真夜中のドロップアウトカウボーイズ@別館
ピンク映画は観ただけ全部感想を書く、ひたすらに虚空を撃ち続ける無為。
 



 「倒錯みだれ縄」(昭和60/製作・配給:新東宝映画/監督:北川徹/脚本:北川徹・矢島周平/撮影:倉本和人/照明:石部肇/音楽:坂口博樹/編集:J・K・S編集室/録音:ニューメグロスタジオ/現像:東映化学/出演:竹村祐佳・しのざきさとみ・早乙女宏美・下元史朗)。
 カメラが辿る縄の先には竹村祐佳、しのざきさとみに弄られる。雑誌の分類が微妙に判然としない―別に困らんけど―『ニューレディ』誌編集長の倉橋真理子(しのざき)が、近年パッとしない純愛小説家・山添奇里子(竹村)を責めがてら偽装失踪するやう促す。浜野佐知の如く地も割りかねない勢ひで深く根を張るでなく、舌先で適当に転がす程度のミサンドリーを真理子が投げつつ、いはゆる貝合はせに監督と脚本、撮影までしか表示しない新東宝ビデオのど腐れ仕様クレジット。その他はjmdbで補つた、録音と現像に関してはどうせの精神。冬の並木道を奇里子が歩くロングに、VHS題「三井綾子 倒錯縄責め」でのタイトル・イン。ここで三井綾子といふのが、全部で幾つあるのか恐らく御当人も把握されてはゐまい、しのざきさとみのワン・ノブ・名義。当然三井綾子が頭に来て、竹村祐佳・早乙女宏美・下元史朗と続くVHSビリングに対し、当サイトの記載はポスターに従つた。
 波にザッブザブ洗はれる桟橋と、海つ縁のガソリンスタンド。後々見切れる休業の貼紙で、岬で確定した岬ホテルの主人・河井広志(下元)が、ヨット部の後輩・ケンイチ(不明/演出部?)から結局金も払はずに灯油を買つて帰る、それを“買ふ”とはいはない。河合が冬場は大絶賛閑散期の岬に帰り着くと、玄関口に奇里子が。山添奇里子を知らない河合は一見化粧品のセールスかと見紛ひながらも、季節外れの客に手の平を返す。
 配役残り早乙女宏美は、失踪した奇里子を追ふカメラマン・金井由美子。とはいへ、この女も実は『ニューレディ』誌編集部所属の、即ち真理子の手の者。どころか奇里子と同じく百合畑の一輪、色々マッチポンプにもほどがある。
 小屋で観たのは二本、北川徹(a.k.a.磯村一路)の量産型裸映画ラスト八作の残り六本をex.DMMで埋める最後となる、昭和60年第二作。

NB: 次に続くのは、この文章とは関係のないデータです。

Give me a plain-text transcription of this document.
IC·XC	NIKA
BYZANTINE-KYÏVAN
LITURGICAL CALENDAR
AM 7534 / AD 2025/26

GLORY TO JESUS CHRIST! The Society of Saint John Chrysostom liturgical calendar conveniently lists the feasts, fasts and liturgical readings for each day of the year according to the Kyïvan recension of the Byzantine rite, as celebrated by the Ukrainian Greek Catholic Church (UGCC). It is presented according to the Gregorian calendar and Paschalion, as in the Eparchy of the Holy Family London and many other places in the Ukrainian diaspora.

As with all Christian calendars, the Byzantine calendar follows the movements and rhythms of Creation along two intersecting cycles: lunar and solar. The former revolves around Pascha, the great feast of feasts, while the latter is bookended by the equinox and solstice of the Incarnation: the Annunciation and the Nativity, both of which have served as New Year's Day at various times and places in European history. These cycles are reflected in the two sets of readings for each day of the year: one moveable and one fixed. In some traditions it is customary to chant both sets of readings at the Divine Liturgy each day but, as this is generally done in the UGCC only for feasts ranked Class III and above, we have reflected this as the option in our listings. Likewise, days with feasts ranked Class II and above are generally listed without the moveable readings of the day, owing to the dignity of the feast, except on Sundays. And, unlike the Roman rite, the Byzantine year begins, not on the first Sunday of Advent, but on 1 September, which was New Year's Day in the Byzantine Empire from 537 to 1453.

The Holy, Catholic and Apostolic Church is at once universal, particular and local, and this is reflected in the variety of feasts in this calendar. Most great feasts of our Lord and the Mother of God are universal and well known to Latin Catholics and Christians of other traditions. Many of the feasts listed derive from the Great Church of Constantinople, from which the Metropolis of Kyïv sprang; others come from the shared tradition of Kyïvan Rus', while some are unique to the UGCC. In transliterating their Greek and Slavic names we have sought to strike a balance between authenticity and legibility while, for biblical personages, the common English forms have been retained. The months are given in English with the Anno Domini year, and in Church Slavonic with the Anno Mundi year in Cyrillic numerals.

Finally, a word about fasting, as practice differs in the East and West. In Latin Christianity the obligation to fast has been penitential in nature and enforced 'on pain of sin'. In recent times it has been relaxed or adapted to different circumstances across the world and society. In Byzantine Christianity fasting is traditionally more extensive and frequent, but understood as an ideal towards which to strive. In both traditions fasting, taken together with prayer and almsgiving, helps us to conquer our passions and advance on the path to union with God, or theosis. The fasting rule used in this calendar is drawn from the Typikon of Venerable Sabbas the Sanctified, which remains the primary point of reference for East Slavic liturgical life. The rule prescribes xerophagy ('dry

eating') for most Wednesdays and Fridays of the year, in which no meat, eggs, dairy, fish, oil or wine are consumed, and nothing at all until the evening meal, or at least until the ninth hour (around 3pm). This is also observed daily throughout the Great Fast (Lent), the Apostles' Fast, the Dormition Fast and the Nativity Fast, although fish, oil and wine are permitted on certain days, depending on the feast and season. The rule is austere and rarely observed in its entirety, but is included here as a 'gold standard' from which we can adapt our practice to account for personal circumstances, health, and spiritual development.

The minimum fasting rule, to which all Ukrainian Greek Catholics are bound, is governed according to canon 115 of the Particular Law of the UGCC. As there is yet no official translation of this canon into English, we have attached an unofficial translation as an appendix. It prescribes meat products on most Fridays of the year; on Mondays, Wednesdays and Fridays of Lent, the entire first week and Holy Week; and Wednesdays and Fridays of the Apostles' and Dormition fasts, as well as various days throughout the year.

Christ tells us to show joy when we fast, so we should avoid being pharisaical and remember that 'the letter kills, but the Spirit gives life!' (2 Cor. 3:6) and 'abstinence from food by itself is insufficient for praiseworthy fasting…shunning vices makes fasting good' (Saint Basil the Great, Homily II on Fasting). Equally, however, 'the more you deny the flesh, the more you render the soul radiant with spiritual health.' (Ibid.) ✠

竹村祐佳―と麻生うさぎ―がゐる岬ホテルに、下元史朗がやつて来る。二作前の「緊縛 鞭と縄」(昭和59)を引つ繰り返した格好の、下元史朗が主の岬に竹村祐佳が現れるアンサー・ピンク。
 寂れたホテル―ないし洋館―と、同性愛の女流作家。この時何でまた北川徹がさういふ組み合はせに傾倒してゐたのか、思ひを馳せるだけの気力も今なほ晴れぬ、平成の暗黒を通過しきらずに潰へる。一応舞台に役者が揃ひはするものの、漫然か粗雑でしかない逐一が、高々小一時間を途方もなく感じさせるのは逆向きの映画の魔術、黒魔術か。奇里子が無賃を偽る件は純粋に尺を空費し、早乙女宏美は一脱ぎ二脱ぎしては、何時の間にかゐなくなつてゐる清々しい三番手ぶり。かと思へば岬を後にした筈の由美子が、奇里子の危機に忽然と飛び込んで来るのにはグルッと一周して驚いた。ヤマキリ先生のマッチポンプ失踪の意義を滔々と説く由美子いはく愛の苦悩だ純真だ、挙句の果てに“このまゝ先生の才能を失はせてしまふ”ことが、“少年少女全ての夢を奪ふに等しい”といふに及んでは、全体何をいつてゐやがるのか、河井以前に見るなり観てゐるこつちが全く以てサッパリ判らない。ラストこそ結構凶悪な帰結に無造作に不時着してみせるにせよ、岬デュオロジー前作に引き続き、下元史朗は生温い造形に翼を捥がれる。次々作「お嬢さんのONANIE」(昭和61/矢島周平と共同脚本/主演;田口あゆみ)で一皮剝けるまで、北川徹が総じてモッサリしてゐた印象を、改める要を今回も認めるには至らなかつた。